La habitación olía a cerrado. A eso, a orín y a sangre. En definitiva, a viejo. Con ese matiz característico que presagiaba el final.

—Hola, Aengus Reid, nieto de Enda —le dijo al viejo que estaba postrado en la cama. El bulto supurante y sanguinolento que era él se volvió hacia la mujer.

—Señora —balbuceó—... Habéis venido... Por fin...

—No malgastes tus energías, Aengus —trató de apaciguarle mientras se acercaba al cabecero de la cama. Era un anciano de unos noventa años, pero aún conservaba la mayor parte del pelo y estaba mal afeitado. Sus ojos azules habían perdido su claridad, tornándose glaucos. La camisa de dormir mostraba grandes cercos de sudor y sangre resecos.

—Mi abuela... —comenzó el moribundo.

—No te preocupes, tu abuela velará por ti, al igual que ha hecho antes por todos los suyos.

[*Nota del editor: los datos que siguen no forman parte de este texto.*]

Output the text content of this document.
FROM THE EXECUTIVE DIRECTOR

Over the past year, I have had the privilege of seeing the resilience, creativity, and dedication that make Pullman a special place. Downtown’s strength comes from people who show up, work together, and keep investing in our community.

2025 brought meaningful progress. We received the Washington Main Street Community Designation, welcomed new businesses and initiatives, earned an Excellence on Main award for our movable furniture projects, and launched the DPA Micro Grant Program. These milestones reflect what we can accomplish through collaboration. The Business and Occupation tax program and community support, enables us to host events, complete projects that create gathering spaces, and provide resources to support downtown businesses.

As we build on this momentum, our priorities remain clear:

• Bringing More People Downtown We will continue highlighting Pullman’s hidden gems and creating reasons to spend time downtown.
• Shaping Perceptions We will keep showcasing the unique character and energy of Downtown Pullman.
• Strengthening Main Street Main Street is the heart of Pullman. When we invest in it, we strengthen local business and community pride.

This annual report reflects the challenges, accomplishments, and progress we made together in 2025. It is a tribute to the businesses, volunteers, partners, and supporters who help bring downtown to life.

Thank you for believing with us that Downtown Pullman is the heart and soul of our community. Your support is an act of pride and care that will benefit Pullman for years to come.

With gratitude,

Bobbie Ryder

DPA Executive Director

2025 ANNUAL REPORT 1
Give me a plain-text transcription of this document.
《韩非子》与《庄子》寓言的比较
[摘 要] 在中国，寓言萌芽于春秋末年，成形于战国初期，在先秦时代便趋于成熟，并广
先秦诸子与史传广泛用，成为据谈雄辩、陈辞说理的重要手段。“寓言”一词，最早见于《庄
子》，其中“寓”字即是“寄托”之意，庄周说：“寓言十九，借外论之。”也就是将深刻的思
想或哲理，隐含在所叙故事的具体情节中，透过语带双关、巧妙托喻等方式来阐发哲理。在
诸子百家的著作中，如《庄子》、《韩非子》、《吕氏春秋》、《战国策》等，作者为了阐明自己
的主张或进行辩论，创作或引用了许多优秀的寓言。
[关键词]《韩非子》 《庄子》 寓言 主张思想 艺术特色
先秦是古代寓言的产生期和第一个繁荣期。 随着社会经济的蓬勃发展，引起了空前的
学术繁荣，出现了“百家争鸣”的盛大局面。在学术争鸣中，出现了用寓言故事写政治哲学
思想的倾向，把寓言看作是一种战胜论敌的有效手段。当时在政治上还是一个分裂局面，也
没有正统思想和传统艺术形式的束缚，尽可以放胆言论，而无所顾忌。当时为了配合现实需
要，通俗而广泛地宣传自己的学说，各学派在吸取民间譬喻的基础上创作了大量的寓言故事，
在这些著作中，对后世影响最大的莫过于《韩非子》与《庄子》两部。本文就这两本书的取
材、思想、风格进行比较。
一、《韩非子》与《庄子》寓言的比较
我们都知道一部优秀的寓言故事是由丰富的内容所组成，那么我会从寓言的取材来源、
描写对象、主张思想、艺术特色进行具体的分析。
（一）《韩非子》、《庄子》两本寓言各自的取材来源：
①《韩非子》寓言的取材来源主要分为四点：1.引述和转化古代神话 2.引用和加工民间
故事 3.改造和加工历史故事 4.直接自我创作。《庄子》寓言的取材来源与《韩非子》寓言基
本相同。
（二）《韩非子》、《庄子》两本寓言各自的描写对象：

—Gracias, señora banshee —tras lo cual cerró los ojos con calma y expiró.

La mujer se situó junto al cadáver, lo miró de arriba abajo. A la vez que grandes lágrimas recorrían su rostro, su vientre comenzó a hincharse, hasta que alcanzó un punto que se asemejaba a una mujer encinta. El cuerpo del hombre había desaparecido, sólo quedaban sus sucios ropajes. La dama los recogió de la cama con cuidado y los guardó bajo los pliegues de su capa. La misteriosa forastera y su abombado abdomen desaparecieron de la casa de los Reid, llevándose consigo el alma de Aengus.

 

Se dice, que si conduces en una noche de luna llena, desde Cookstown a Omagh por la A-505 y tomas el desvío que se adentra en el condado de Tyrone, puede que veas a una mujer llorando. Suele ir vestida con una capa gris, por encima de un vestido verde y que, arrodillada, lava unas prendas sucias en la intimidad de un estanque. Son los sudarios de los muertos que ha ido a buscar.

Ten cuidado entonces, porque los lamentos de la llorona Bean Sídhe pueden augurar tu muerte.

 

 

 

Un saludo y espero que lo hayais disfrutado ;).

 Meliot.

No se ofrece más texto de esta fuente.